Belum lagi, ada kesamaan sejarah mereka tentang apa arti kehancuran dan luluh-lantak. Kecamatan Sirenja di mana guru-guru sekolah dasar peserta lokakarya penulisan memoar ini tinggal dan hidup merupakan hulu atau kandang gempa bumi yang membikin Indonesia menangis berpekan-pekan untuk Sulawesi Tengah.

Para guru sekolah dasar ini dengan antusias dan mata penuh
keingintahuan menempati kursi yang biasa diduduki oleh siswa-siswa mereka.

Ya, umumnya, 20 penulis memoar dalam buku ini masih dalam satu generasi semasa dengan usia buku Totto-Chan: Gadis Cilik di Jendela itu. Sebagaimana Tetsuko, mereka juga bekerja keras mengingat kembali saat mereka dalam posisi seperti si Totto-chan.

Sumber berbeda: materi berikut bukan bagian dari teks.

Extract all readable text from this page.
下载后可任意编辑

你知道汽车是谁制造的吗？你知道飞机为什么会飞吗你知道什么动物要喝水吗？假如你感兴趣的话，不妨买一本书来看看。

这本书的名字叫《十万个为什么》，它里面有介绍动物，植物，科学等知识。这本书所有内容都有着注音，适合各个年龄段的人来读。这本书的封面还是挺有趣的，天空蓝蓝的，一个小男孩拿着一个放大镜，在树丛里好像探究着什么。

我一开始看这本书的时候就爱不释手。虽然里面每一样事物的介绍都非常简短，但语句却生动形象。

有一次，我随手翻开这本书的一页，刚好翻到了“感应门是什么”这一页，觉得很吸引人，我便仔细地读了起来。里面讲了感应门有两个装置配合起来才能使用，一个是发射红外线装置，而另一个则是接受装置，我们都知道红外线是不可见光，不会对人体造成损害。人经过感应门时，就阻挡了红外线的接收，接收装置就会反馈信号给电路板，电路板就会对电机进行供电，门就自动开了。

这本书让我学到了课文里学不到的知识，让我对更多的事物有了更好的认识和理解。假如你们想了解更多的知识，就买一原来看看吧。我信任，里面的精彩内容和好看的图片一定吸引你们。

Buku memoar 20 guru yang bertebaran di antero Kecamatan Sirenja, Kabupaten Donggala dengan judul Dalam Kelas Kehidupan ini kemudian menjadi kisah tentang jalan hidup membangun semangat keguruan di perkampungan. Merekalah yang menjadi garis depan proyek pencerahan negara hingga ke daerah-daerah terdepan batas negara.

Memoar mereka adalah cerminan proses yang rumit dan panjang hingga sampai di depan kelas mengaplikasikan harapan negara lewat apa yang disebut kurikulum. Kesaksian mereka merupakan “wakil suara” bagaimana praktik kurikulum bekerja di lapangan paling dasar proyek pengajaran nasional.

Di satu sisi memoar mereka menggambarkan posisi seperti si Totto, tetapi di pihak lain mereka berperan sebagai Pak Guru Kobayashi. Posisi guru dan murid, dalam konteks pendidikan kehidupan yang luas, bisa dipertukarkan kapan saja. Lengkap dengan kisah pilu yang mengiringinya.

Buku ini adalah awal dari guru-guru sekolah dasar di banyak kampung di Sirenja yang mengisahkan kegamangan dan sekaligus juga kegembiraan; kepahitan dan sekaligus juga kebanggaan. Lewat memoar ini, kita menjadi tahu betapa menjadi guru adalah juga sebuah perjuangan yang layak disematkan dengan tanpa tanda jasa. Demi garis edar sebuah generasi, mereka menyalakan dan menjaga dian itu hingga hari pensiun tiba.